There is a hard law…When an injury is done to us, we never recover until we forgive. ~Alan Paton
On a recent trip to the library one of the books on display was The Forgiveness Garden by Lauren Thompson, illustrated by Christy Hale. I don’t know how the librarians choose which books to put on display, as they rarely seem related to the season or even to each other. In the adult stacks, I tend to look at all the titles on the shelves, but in the children’s section I almost always choose from the books on display. I don’t know if the volume of picture books is too overwhelming or if the spines are too small to read, but unless I am doing research or looking for something specific I simply don’t bother.
While the cover art wasn’t that enticing for me, I couldn’t pass up a book with that title. After a quick look, I wasn’t planning to read the book to my kids because it seemed more violent than what I would ordinarily choose for them, especially as a bedtime story.
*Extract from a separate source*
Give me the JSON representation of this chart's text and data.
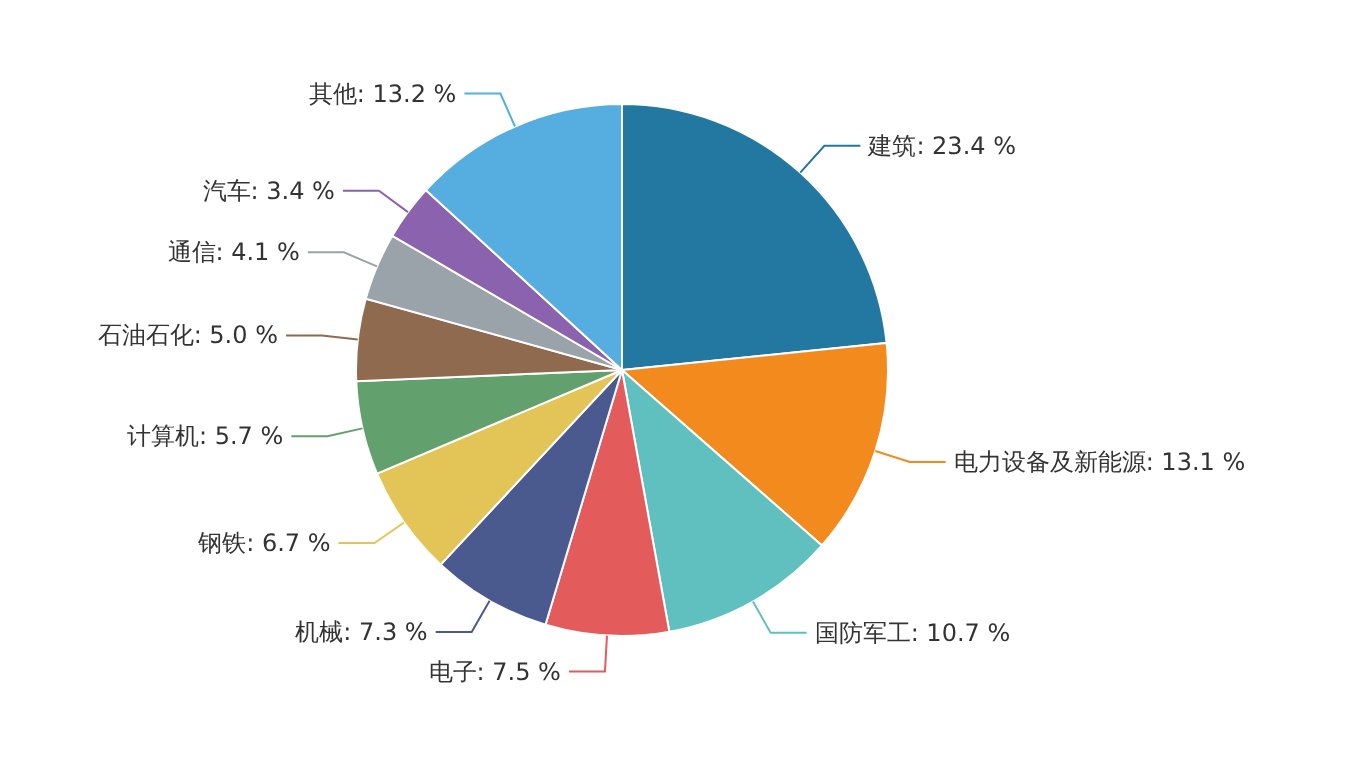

But I decided to go for it, and I’m glad I did.
The Forgiveness Garden is the story of two feuding families. During one of their disputes, a boy threw a rock and hit a girl from the other family, and tempers flared.
But when presented with the opportunity for revenge, she chose empathy and forgiveness.
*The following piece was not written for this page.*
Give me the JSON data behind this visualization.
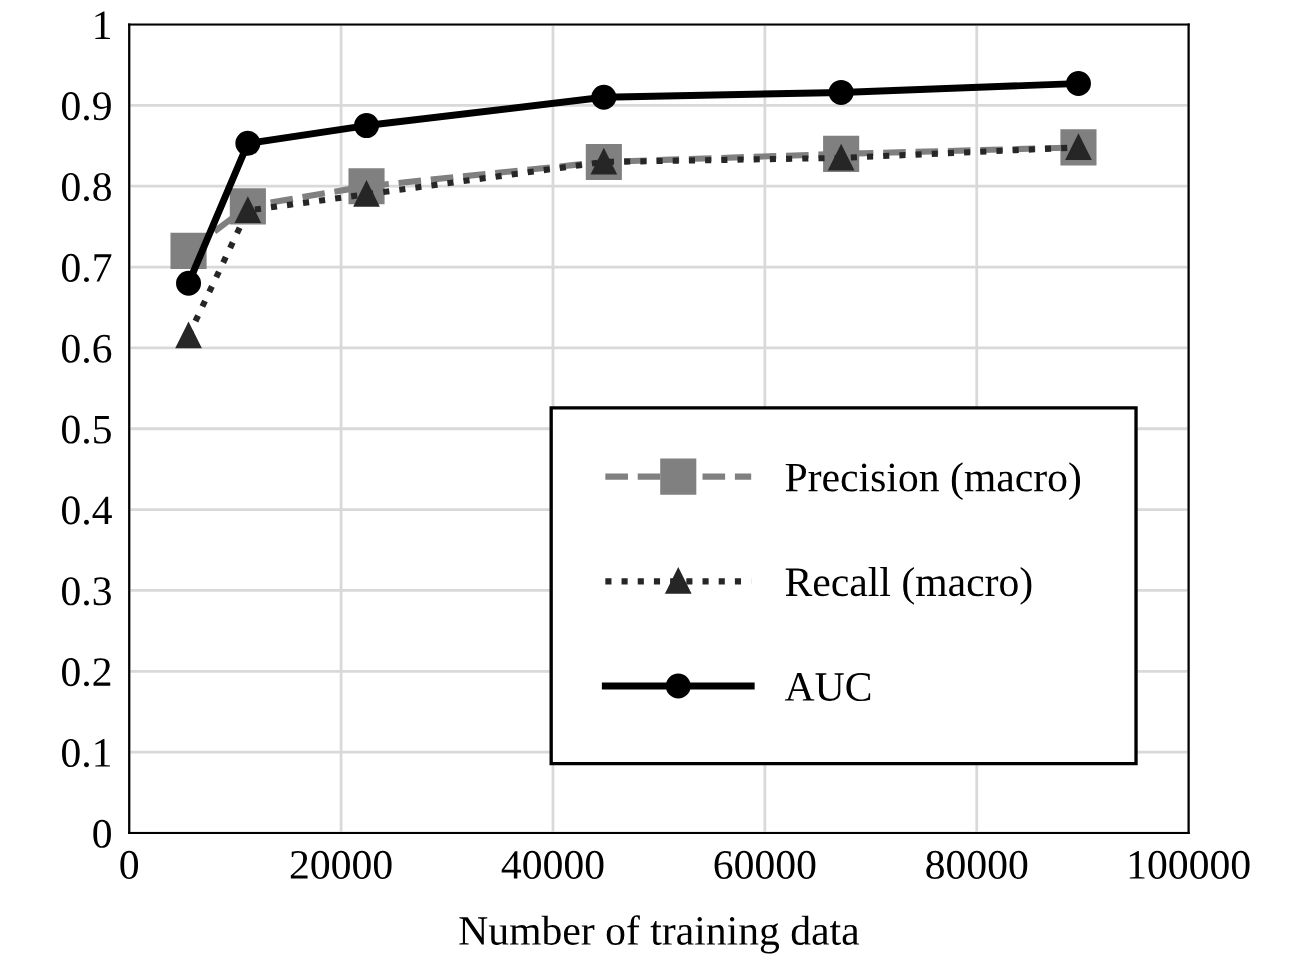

She encouraged her attacker to join her in planting a garden for both families to enjoy and remind them of their shared humanity.
The book was inspired by two gardens of forgiveness, one in Beirut Lebanon and one at Ground Zero in New York City. A movement towards planting these gardens has sprung up, and there are now over a dozen such gardens around the world. The organization spearheading this effort, Forgive to Give, describes its mission:
“to create a world beyond violence, with gardens as venues for conflict transformation and healing in communities around the world as well as vehicles through which [they] raise awareness about the power of forgiveness.”
I am intrigued by the idea of creating a Virtual Garden of Forgiveness. It would be amazing to have an accessible and safe online space where people could explore their wounding and work through their struggles. Another project for another day…..
Any web developers out there interested in working on something like this?